A-t-on pour autant à rougir de ce qui a été accompli ? Je ne le crois pas. Tout d'abord, il s'agit d'un travail collectif - « bras armé » n'est pas synonyme de solitude ni de monopole. Tous les services de l'État sont partie prenante de cette politique. Les ministères, dont relèvent l'essentiel des crédits de la politique immobilière de l'État, demeurent bien les occupants du domaine public. Au-delà des lignes directrices - la norme de 12 mètres carrés de surface utile nette par poste de travail, l'optimisation et la minimisation des coûts - il peut donc subsister l'impression d'une gestion immobilière au coup par coup, du fait de la multiplicité des acteurs et des intervenants. Mais cette multiplicité est-elle facteur de dysfonctionnements ? La démonstration ne me parait pas totalement avérée. Par exemple, lorsque l'on dit que les taux de retour vers le CAS « Gestion du patrimoine immobilier de l'État » sont hétérogènes d'un ministère à l'autre, il s'agit d'une donnée incontestable. Toutefois cette hétérogénéité ne résulte pas d'une décision de France Domaine, mais bien de celle des pouvoirs publics de traiter différemment des situations différentes entre ministères.
S'agissant de la question posée par la présidente à propos de l'organisation de la gestion immobilière du patrimoine de l'État, Jean-Pierre Bayle a fait allusion à la proposition de la Cour des comptes de créer un service à compétence nationale qui serait rattaché au ministre du budget. Cette proposition me rend perplexe. Nous partageons un certain nombre de constats avec la Cour des comptes sur la politique immobilière de l'État. Il faut donc se demander, face à chacun de ces constats, en quoi un rattachement fonctionnel différent permettrait ou non de mieux accomplir une tâche ou de corriger un défaut. S'agissant par exemple du constat d'un État impécunieux, de l'hétérogénéité des taux de retour, ou de la mutualisation budgétaire perfectible, un rattachement de France Domaine au ministre ne changerait pas grand-chose. L'approche que je suggère serait, avant de se préoccuper de questions organisationnelles, de regarder d'abord les éventuels défauts du système, les progrès attendus et les améliorations qui tardent. Concernant l'argument selon lequel un changement de rattachement serait justifié par la vocation interministérielle de cette politique, je suis également perplexe. S'il fallait rattacher directement à un ministre toutes les politiques ayant une telle vocation, cela irait bien au-delà de France Domaine. Pour ne parler que de la direction générale des finances publiques, il faudrait alors rattacher d'autres missions au ministre, comme la tenue de la comptabilité de l'État, la paie des fonctionnaires ou encore le paiement des retraites.

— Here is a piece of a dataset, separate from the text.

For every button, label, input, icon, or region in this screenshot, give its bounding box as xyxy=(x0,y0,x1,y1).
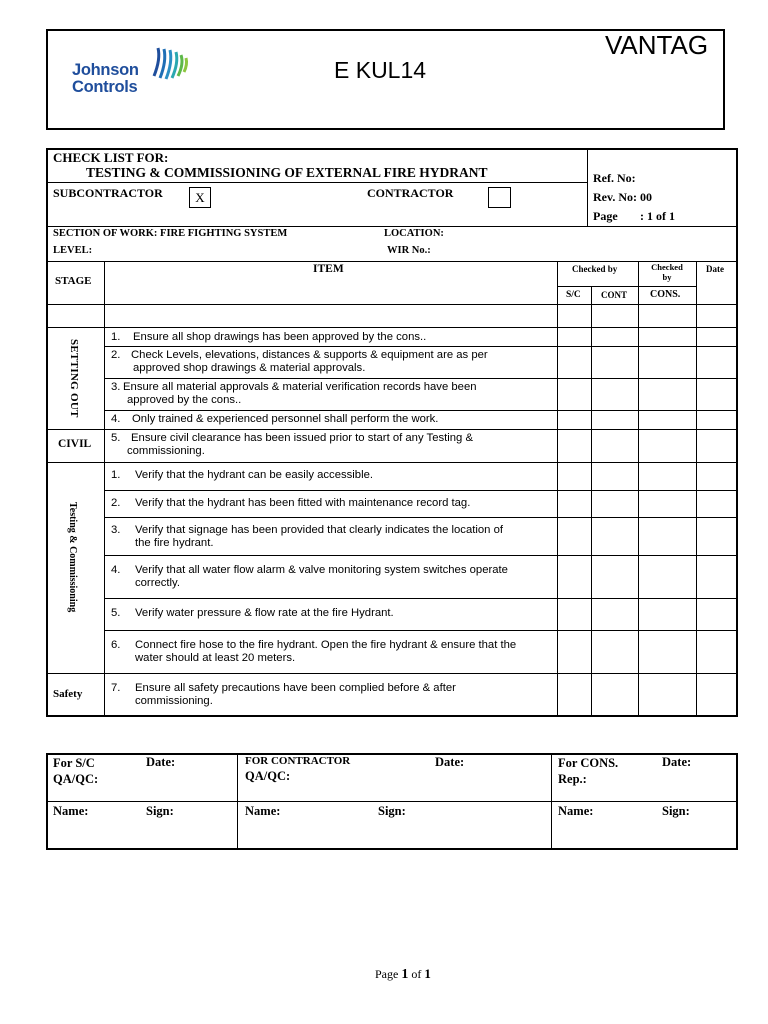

Pourtant, il faut à l'évidence réfléchir sur la conduite de cette politique. Tout dispositif qui permettrait aux objectifs initiaux de la politique immobilière de l'État de pénétrer davantage les structures compétentes serait une bonne chose. Il faut pour cela une volonté politique. Cette volonté, nous la constatons. Ainsi, le Premier ministre a décidé l'année dernière de développer dans cinq régions des schémas directeurs immobiliers régionaux (SDIR), ce qui constitue un réel progrès. A la faveur des travaux que France Domaine conduira pour accompagner la réforme des régions, nous étendrons ce dispositif au-delà de ces cinq régions.